In that situation, a fast takeoff should just cause you to get an awful lot of AGI intelligence focused on the problem of solving alignment. So, as the author mentions, perhaps we should be thinking about how we would maintain human supervision in that eventuality? That strikes me as a particular problem that I’d feel more comfortable to have solved by a human alignment researcher than an AGI one.
- Alexander Gietelink Oldenziel 28 May 2023 13:48 UTC
  −13 points
  −7
  Parent
  If we solve the alignment problem than we solve alignment problem.
  
  I agree with this true statement.
  - RogerDearnaley 29 May 2023 4:48 UTC
    11 points
    1
    Parent
    If we can solve enough of the alignment problem, the rest gets solved for us.

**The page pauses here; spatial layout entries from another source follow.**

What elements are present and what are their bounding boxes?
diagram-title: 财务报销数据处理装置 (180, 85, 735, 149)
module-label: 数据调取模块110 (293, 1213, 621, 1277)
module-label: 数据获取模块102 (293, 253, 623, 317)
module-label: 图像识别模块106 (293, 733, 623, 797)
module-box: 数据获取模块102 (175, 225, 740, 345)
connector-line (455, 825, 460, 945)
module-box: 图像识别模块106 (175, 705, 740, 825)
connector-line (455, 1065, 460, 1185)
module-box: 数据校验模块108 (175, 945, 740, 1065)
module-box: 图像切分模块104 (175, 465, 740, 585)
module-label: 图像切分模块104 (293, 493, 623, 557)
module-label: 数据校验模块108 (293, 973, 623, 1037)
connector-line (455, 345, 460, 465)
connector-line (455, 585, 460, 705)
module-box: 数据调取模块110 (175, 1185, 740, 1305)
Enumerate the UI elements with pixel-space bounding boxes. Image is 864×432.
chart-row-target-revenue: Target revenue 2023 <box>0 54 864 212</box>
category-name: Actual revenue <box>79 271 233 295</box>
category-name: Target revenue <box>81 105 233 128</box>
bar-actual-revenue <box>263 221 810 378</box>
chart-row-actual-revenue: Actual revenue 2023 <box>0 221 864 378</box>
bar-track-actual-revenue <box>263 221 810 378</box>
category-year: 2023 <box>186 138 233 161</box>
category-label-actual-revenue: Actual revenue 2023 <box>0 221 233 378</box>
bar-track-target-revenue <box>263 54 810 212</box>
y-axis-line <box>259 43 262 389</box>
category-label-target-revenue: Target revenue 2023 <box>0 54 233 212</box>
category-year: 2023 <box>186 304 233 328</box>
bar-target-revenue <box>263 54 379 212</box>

    If we can get a half-assed approximate solution to the alignment problem, sufficient to semi-align a STEM-capable AGI value learner of about smart-human level well enough to not kill everyone, then it will be strongly motivated to solve the rest of the alignment problem for us, just as the ‘sharp left turn’ is happening, especially if it’s also going Foom. So with value learning, there is is a region of convergence around alignment.
    Or to reuse one of Eliezer’s metaphors, then if we can point the rocket on approximately the right trajectory, it will automatically lock on and course-correct from there.